By all accounts, it appears as though the SEC is about to expand its conference membership to 16 teams with the additions of Oklahoma and Texas. Once that move becomes official, all eyes seem to be on what the Big Ten and ACC could potentially do with their own respective expansion decisions. While there have been no shortage of expansion candidates analyzed for each conference, perhaps the best move for both conferences would be to stand pat on their respective 14-team memberships and work out a way to work together instead.
Yes, I’m going there.

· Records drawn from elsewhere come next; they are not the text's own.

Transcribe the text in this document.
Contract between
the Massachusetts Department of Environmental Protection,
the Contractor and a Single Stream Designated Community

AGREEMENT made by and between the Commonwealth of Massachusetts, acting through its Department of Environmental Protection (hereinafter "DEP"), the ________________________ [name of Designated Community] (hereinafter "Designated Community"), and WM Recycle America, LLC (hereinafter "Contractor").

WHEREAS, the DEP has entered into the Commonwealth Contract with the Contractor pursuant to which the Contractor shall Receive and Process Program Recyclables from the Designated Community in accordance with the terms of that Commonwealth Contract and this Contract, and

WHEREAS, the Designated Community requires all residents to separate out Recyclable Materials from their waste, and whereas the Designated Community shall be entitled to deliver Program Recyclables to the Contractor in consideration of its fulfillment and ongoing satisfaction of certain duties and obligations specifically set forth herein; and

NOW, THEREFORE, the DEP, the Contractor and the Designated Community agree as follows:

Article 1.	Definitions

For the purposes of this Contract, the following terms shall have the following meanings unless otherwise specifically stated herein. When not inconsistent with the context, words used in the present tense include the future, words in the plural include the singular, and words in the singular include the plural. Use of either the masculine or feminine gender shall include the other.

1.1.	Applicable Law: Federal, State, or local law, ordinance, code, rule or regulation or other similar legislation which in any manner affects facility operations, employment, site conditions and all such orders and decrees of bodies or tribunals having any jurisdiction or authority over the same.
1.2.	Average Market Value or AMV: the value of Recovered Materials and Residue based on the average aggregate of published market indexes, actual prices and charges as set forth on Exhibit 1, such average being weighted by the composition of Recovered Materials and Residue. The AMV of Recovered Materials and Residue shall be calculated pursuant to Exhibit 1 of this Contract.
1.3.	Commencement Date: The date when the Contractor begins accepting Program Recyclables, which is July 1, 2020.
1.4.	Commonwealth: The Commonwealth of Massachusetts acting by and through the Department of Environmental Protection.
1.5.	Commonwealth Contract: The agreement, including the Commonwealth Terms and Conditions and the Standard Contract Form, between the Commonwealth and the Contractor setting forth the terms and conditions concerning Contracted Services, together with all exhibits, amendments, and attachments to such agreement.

It’s time to introduce the ACC-Big Ten Challenge in football.
It may just be the perfect alternative to expansion for the sake of expansion for both conferences as it would help solve one of the biggest areas of concern that is typically attached to conference realignment; television revenue.
If the idea of adding teams to the conference is motivated largely by football and the media rights packages that can be obtained as a result of your football product, then an ACC-Big Ten football challenge would arguably be a better option than any additional games against what’s left of the Big 12 after Oklahoma and Texas bolt for the SEC.
Ask yourself this. Would you rather see Penn State play Miami or Florida State in an ACC-Big Ten football challenge? Or would you want to see a Big Ten game between the Nittany Lions and the Kansas State Wildcats or Oklahoma State? You make the call. It seems like a pretty easy one to me.
The Big Ten and ACC have separate media rights deals, but both work with ESPN. And you know ESPN would love to feature a full Saturday lineup of crossover matchups between the ACC and Big Ten in early September.
Of course, making an ACC-Big Ten football challenge would require a lot of legwork, and with non-conference and conference schedules mapped out years in advance, it could require a good number of buyouts or waiting patiently for the schedules to line up again. But if it leads to more profits, then it would be crazy not to consider doing everything possible to make it work.
The Big Ten once had this idea all lined up with the Pac-12 back when the Big Ten had just 12 members. Unfortunately, the Pac-12 backed out of the scheduling agreement. It’s an idea crazy enough to work and if it means nobody has to be forced to accept the Big 12’s leftovers, maybe it is worth exploring.